One advantage to the process is having a large enough facility available to house the entire operation in one location.

"The aerial port squadron lets us use the passenger terminal. It gives us more space and makes it more comfortable for [Airmen]," said Staff Sgt. Sonya Schunior, NCO in charge of deployment medicine with the 437 ADOS.

Another benefit is much of the post deployment paperwork is now accomplished online by Airmen while still in the theater, making the current redeployment process far less cumbersome, said Airman 1st Class Candace Kitchen, a public health technician with the 437 ADOS.

The standing record for processing time is around 34 minutes from the time the first Airman enters the passenger terminal till the last one grabs his or her bags. Average times range from the record speed to an hour-and-a-half.

Another factor affecting the process was a change to the public health career field education and training plan. Before the change, public health technicians performed full medical record reviews, but now they are in a management capacity and medical technicians handle the hands-on patient care and in-depth reviews.

The change allows the public health flight to manage the records of deploying Airmen more efficiently and focus their attention on the broad issues affecting redeployments, said Airman Kitchen.
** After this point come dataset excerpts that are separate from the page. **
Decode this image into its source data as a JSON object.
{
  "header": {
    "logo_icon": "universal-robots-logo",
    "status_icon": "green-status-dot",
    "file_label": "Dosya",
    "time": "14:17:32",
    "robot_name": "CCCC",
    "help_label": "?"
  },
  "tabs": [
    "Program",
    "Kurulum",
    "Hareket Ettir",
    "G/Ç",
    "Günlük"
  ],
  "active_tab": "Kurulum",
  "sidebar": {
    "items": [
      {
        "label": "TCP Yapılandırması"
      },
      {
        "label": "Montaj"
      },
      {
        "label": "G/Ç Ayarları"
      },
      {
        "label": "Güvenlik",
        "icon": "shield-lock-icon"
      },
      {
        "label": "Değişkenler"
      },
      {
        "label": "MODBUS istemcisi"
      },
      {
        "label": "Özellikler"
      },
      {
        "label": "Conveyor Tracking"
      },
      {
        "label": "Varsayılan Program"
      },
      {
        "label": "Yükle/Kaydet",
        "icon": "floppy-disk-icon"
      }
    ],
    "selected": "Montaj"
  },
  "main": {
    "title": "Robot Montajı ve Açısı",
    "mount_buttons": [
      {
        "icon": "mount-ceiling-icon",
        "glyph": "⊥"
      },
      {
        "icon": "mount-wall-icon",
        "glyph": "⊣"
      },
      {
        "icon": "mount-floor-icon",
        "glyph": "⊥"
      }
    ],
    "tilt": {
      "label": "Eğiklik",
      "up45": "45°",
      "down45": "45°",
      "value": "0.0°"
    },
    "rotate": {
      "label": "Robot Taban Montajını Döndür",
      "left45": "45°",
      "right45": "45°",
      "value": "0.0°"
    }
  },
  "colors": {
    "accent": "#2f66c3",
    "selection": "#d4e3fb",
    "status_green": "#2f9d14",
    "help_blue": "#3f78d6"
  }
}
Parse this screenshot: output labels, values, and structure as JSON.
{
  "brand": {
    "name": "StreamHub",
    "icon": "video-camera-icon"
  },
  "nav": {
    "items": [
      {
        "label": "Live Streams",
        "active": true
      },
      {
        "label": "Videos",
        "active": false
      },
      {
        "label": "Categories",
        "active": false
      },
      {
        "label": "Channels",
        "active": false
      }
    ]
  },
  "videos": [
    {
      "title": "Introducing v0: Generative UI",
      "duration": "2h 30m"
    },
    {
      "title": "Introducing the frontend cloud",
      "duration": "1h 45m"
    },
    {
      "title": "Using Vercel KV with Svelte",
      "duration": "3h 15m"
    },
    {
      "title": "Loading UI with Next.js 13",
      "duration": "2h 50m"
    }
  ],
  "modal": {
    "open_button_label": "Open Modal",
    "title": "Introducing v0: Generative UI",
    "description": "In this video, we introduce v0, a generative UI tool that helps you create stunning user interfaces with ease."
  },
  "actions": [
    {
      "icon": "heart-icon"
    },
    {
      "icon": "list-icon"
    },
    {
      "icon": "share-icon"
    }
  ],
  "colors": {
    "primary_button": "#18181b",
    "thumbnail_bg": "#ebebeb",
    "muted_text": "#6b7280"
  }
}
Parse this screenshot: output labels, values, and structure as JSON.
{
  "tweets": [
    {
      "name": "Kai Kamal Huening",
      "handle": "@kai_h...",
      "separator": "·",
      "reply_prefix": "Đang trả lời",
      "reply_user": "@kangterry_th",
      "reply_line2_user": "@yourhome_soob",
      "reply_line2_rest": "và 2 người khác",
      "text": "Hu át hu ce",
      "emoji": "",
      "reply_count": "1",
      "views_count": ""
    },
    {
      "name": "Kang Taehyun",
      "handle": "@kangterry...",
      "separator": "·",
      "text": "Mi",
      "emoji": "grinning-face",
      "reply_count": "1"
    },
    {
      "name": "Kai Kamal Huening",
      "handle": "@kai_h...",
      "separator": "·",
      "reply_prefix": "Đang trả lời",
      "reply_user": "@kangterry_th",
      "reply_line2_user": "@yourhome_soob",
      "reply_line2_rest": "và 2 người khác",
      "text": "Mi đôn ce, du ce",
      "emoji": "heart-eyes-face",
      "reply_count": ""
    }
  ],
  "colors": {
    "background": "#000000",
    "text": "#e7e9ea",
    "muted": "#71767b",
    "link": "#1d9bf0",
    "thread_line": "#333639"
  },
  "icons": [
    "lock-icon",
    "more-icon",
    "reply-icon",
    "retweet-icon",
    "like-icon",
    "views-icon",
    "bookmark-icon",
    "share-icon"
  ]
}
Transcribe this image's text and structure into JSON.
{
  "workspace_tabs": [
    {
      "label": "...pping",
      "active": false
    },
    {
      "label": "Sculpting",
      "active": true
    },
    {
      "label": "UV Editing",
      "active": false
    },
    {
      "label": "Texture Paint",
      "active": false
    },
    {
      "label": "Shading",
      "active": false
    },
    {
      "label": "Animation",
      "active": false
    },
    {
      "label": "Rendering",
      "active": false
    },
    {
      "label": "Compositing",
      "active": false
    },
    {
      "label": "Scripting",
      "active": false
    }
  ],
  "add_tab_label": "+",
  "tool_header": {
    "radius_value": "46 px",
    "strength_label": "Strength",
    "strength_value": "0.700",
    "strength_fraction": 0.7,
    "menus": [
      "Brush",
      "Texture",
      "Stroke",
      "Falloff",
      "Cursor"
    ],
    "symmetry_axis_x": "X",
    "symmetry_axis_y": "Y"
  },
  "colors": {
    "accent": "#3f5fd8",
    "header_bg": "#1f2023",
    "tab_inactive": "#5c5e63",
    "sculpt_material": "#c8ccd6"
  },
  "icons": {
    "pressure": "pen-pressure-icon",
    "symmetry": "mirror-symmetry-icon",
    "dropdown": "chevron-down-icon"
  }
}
In addition to the normally required agencies, extra volunteers from the medical clinic are needed to accomplish the process expediently, placing an isolated burden on the medical group depending on the day or time a unit returns, including weekends.

The only alternative to a mass processing line at the base passenger terminal would be to serve each Airman at the public health office.

"You don't want 133 people trying to come through here," said Airman Kitchen. "If you have 133 people, that's going to take our whole office dropping everything to help them."

It takes approximately one week for the squadron to prepare for a mass redeployment, but it is worth the effort, said Airman Kitchen.

"There's a lot of manpower and a lot of man-hours to try to coordinate everything so they can come in and get their processing in an hour-and-a-half and go home to their families," said Sergeant Schunior.